E le gomme da cancellare, sepolte nell’astuccio, se ne stavano lì a fomentarsi a vicenda paure ottuse e ignoranze seriali.
Perché laddove ozio e oscurità amoreggino, la sfortunata prole è destinata e vivere di paranoie e solitudine.
Eppure, l’apparenza inganna e il più delle volte si rischia di trarre conclusioni affrettate, soprattutto dando per scontato il racconto popolare.
Che oggigiorno si chiamerebbe virale.
Difatti, allorché un destino generoso trovasse il tempo di dirottarvi nei pressi della scuola tra quelle strane, di cui non si parla, ma qualcuno deve pur scriverne, cogliereste quel che sento io.
Un brusio, all’inizio.
Su per le scale, quindi, coraggio.
E il bisbiglio crescerebbe al ritmo della vostra curiosità, fino ad appoggiar l’orecchio al legno della porta di una delle classi della scuola.
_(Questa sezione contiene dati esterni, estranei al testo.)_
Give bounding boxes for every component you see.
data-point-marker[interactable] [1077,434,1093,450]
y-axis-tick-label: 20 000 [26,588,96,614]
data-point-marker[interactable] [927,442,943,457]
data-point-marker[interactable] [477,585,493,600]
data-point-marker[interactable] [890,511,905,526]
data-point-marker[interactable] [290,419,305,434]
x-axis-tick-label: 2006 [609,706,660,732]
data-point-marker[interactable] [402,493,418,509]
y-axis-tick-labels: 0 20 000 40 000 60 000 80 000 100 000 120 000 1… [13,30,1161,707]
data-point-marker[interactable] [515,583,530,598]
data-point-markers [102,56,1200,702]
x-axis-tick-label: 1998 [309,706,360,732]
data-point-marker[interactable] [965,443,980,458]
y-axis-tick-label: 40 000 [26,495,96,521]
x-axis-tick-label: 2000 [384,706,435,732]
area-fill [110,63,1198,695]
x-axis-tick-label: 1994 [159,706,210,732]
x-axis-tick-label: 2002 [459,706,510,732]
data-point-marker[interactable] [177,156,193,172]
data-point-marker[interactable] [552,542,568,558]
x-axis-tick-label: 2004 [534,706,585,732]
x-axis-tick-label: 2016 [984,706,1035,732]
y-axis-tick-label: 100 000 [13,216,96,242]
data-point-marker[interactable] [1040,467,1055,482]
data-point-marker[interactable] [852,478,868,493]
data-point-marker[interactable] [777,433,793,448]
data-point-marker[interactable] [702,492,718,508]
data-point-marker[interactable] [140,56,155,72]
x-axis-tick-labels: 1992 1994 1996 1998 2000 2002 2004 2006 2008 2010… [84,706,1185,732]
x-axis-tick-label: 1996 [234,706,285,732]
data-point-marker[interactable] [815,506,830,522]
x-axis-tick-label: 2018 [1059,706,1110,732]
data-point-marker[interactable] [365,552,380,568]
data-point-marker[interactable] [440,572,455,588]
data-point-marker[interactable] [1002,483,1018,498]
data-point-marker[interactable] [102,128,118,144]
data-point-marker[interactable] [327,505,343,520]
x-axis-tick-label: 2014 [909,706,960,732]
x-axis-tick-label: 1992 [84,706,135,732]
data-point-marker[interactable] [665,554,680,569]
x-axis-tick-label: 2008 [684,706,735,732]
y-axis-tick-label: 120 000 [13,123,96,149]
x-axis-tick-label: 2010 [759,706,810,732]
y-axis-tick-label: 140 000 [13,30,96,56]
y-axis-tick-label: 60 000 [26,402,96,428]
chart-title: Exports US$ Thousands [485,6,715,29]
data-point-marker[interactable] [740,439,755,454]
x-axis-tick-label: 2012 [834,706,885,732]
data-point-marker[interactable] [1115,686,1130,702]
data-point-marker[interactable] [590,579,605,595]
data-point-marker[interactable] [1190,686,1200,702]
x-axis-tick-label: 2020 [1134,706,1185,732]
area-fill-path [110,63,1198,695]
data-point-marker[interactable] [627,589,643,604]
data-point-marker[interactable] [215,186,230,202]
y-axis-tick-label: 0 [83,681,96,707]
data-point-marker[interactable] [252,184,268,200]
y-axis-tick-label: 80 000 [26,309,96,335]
Dove niente si impara, siamo d’accordo.
Perché stavolta, al di qua dei banchi minori, magari dalle zone più remote e misteriose delle retrovie dell’aula, c’è un tesoro vivente a parlare come non lo ha mai fatto prima.
Dove di rado la voce trova spazio.
E che tu sia insegnante in servizio o semplice compagno di avventure.
Non puoi fare a meno di ascoltare, nella scuola dove niente si impara.
E da quello stesso niente, tirar fuori tutto.